My visit to Billy’s farm was one of the most interesting trips I have had in the Yukon. We started up the river from Dawson in a gasoline boat about three feet wide and forty feet long. The boat had a big paddle wheel at the end attached to the engine by a long iron shaft. We had gone only two miles when this shaft broke and we had to row ourselves to the nearest island. Leaving the beach, we made our way through the potato rows from one farm to another. The first farm we visited was owned by a Swede. He had eleven acres under cultivation, half in potatoes, and half in oats.
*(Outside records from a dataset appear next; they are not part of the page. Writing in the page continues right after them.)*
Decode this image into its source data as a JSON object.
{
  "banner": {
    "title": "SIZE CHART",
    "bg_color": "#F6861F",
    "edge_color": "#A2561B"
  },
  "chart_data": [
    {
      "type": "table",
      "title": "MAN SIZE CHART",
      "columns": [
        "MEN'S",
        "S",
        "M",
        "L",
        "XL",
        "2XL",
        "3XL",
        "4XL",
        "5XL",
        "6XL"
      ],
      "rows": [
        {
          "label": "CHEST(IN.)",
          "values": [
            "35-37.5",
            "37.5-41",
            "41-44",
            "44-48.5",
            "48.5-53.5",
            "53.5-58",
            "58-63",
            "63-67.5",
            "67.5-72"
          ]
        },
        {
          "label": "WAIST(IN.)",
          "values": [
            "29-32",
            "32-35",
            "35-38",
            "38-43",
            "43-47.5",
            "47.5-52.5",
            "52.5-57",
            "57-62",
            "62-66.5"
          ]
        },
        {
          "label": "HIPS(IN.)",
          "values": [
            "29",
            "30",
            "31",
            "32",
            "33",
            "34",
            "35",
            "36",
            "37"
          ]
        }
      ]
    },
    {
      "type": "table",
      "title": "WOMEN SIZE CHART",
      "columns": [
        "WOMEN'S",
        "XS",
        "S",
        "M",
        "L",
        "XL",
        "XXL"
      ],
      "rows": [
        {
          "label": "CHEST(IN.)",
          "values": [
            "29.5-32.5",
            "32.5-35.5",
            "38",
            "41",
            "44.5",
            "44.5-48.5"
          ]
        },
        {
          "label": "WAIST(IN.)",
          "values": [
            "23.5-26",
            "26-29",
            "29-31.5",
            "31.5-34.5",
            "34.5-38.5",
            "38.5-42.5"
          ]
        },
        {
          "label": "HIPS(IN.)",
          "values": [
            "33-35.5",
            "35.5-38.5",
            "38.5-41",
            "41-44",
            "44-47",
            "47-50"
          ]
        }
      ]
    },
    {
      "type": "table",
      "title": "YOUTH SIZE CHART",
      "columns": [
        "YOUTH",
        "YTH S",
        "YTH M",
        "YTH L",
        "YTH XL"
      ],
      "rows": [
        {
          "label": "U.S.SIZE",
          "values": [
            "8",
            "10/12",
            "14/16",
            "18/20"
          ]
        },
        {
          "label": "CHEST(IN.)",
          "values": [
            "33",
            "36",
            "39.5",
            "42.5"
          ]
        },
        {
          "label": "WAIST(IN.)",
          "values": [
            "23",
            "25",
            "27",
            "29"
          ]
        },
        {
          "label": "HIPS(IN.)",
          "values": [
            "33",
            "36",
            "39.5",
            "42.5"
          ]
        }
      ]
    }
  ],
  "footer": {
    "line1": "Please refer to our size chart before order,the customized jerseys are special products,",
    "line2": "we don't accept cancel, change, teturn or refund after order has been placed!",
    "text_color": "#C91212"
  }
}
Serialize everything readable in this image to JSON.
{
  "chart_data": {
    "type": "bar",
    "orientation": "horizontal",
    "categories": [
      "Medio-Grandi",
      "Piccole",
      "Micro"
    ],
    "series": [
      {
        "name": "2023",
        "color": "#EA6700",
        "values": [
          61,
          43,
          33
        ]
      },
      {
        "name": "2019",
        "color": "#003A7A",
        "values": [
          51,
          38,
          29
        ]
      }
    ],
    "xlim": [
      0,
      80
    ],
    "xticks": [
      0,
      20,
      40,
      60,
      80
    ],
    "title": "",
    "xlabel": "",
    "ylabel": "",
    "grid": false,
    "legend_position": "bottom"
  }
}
The oats are grown for hay, and some of it stood in shocks as high as my head, while that not yet cut reached halfway to my waist.
The owner told me that this oats hay often sells for sixty dollars a ton. When I asked what he expected to get for his potato crop, he fixed the price at ninety dollars a ton, saying that it might go as high as one hundred dollars. He told me of one crop from three acres that had yielded him thirty-seven hundred dollars. That was when the Guggenheim syndicate began to dredge out the gold of the Klondike. They were employing large numbers of men, and potatoes were scarce. Since then he has raised nothing but potatoes and oats. The next farm we visited produced potatoes and carrots. The woman in charge told me that the carrots paid as well as the potatoes. She said that she and her husband enjoyed their summer home on the Yukon. They live in Dawson in winter.
Leaving this farm, we found ourselves at the end of the island with the next one about a half mile upstream. This was Billy’s island, and a loud shout brought his helper after us in a canoe. Upon landing we first took a look at the hot-house, where cucumbers and tomatoes are raised for the markets of Dawson. This is one of the most interesting features of farming in the Far North. There are more than twenty-five big hothouses in Dawson itself, and they are all doing well, although Billy says his farm makes more profit than any two of the others.
Billy’s hot-house is about thirty feet wide and fifty feet long. It consists of a great pit walled with logs to the surface of the ground and above that a framework entirely covered with glass. The house is kept warm by wood fires, the ever-present gasoline tank having been made into a stove for the purpose. The plants are set out in beds upon low tables, which are connected with a network of wires. The vines of the cucumbers and tomatoes are trained on the wires. They climb up the walls and hang down from the roof. Many of the cucumbers are over ten inches in length and the largest tomatoes are bigger than the head of a baby.
Leaving the hot-house we took a look at the hogs. During the summer they are kept in enclosures out in the open and in the winter they live in the log henneries, which have been turned into pig pens. The buildings are warmed with good stoves, and the fires are kept up day and night. In the winter the pigs are fed upon potatoes and grain. Their food is cooked and served hot morning and evening. Every bit of manure is saved, Billy says, for the soil of the Yukon needs fertilizing, and this by-product is worth almost four times as much as in the United States.